Like grumpy old men, the lovingly curmudgeonly odd couple engage in a battle of oneupmanship. Steeped less in vindictive repartee so much as studied reflections. A gentle thrust and parry of verbal swords, like slow motion table tennis, sees Beckett winning on points. Cricket-speak, illuminating to the initiated, can prove a dull interlude for the neutral; Beckett’s score keeping sounding like Oppenheimer’s calculations. Talk of innings, overs, wickets, boundaries as obscure as zen koans. Apt though, given that cricket, like Beckett and Pinter, can be meditatively slow with lots of time for reflection on the absurdity of life. Of which there is much on display. Director Bairbre Ní Chaoimh matching pace to that of a cricket match. Brief, ruminating gaps breathing between lines built around a Godot like structure. The whole a sedative for the soul for those who love cricket, Beckett and Pinter. A sedative for those who don’t.
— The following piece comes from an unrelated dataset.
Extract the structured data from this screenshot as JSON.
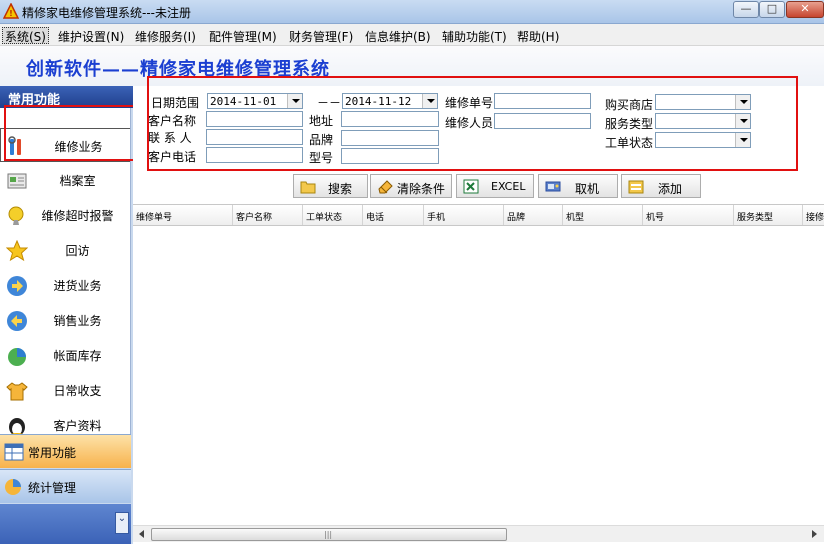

Michael James Ford and Barry McGovern in Stumped. Image by Colm Maher
Cleverly positioned, Martin Cahill’s set employs delicately dated details to magnify the space and replicate the exterior of a cricket pavilion. Fading paint and worn scoreboard suggesting age and an earlier time. Details Therèse McKeone’s costumes endorse. The comparative youthfulness of the younger Pinter conveyed via a Billy Bunter styled cricket cap; Pinter looking positively school-boyish at times. Meanwhile, Colm Maher’s lights and shadows do a remarkable amount of suspenseful heavy lifting. But two delightful performances, avoiding mere impersonation, reveal hidden depths to both writers and their works. Michael James Ford’s resonant Pinter a rebellious raconteur showing remarkable alacrity. Ford revealing a captivating tenderness behind the acerbic playwright's public persona. Barry McGovern, unquestionably one of the great Beckett interpreters, sends a shudder down the spine at how much he’s coming to resemble the superstitious, erudite wit, commanding the stage with a headmasterly authority.
Offering insights into two remarkable writers, Stumped often focuses on Beckett at the expense of Pinter. Indeed, the Great War poet, Edward Thomas, getting a significant amount of air time, might have left the real Pinter feeling doubly aggrieved. Even so, two touching and thought provoking performances place both writers on an equal footing. Like cricket, Stumped is as quaint and charming as English afternoon tea. A little eccentric, a little quirky, full of warm and mild amusement, Stumped serves up moments of delight. Like when the ball soars into the crowd following that satifiying twack of the bat.
Stumped by Shomit Dutta, presented by Bewley’s Café Theatre, runs at Bewley’s Café Theatre until August 19.